Navarro est si culte que la première réaction des chaînes télé TF1 et D8 a été de programmer d'emblée des épisodes de la série, à savoir trois épisodes de Brigade Navarro ce mercredi soir pour TF1, et également trois épisodes pour D8 en prime time le 14 février.
Un homme engagé
Passionné de politique, l'ancien pied-noir sera directement lié à un homme politique, et non des moindres : François Mitterand, son beau-frère. Marié à Christine Gouze-Rénal, productrice de cinéma et télévision, et soeur de Danielle Mitterrand, Roger Hanin rencontre très tôt celui qui sera l'un des plus célèbres présidents de la République, et devient son ami. Les deux hommes deviennent inséparables, se respectent et se fascinent mutuellement. "J'étais son ami. Il était le mien", dira-t-il.
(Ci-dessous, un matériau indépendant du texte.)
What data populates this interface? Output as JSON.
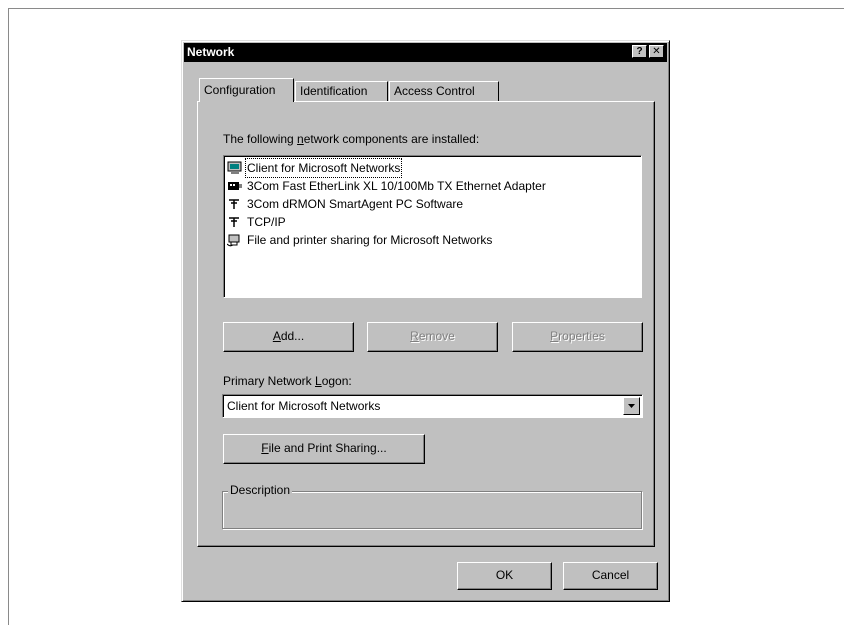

Sa relation avec le clan Mitterand sera pourtant entachée d'une longue procédure judiciaire, après être entré en conflit avec Danielle Mitterrand. Physiquement affaibli et financièrement proche du néant, il est raillé par le clan adverse lorsqu'il demande le remboursement de quelque 300 000 euros prêtés à l'épouse de l'ancien président pour payer la caution de son fils Jean-Christophe dans l'affaire de l'Angolagate. Il en obtiendra à peine plus de 30 000 lors du verdict rendu en février 2014.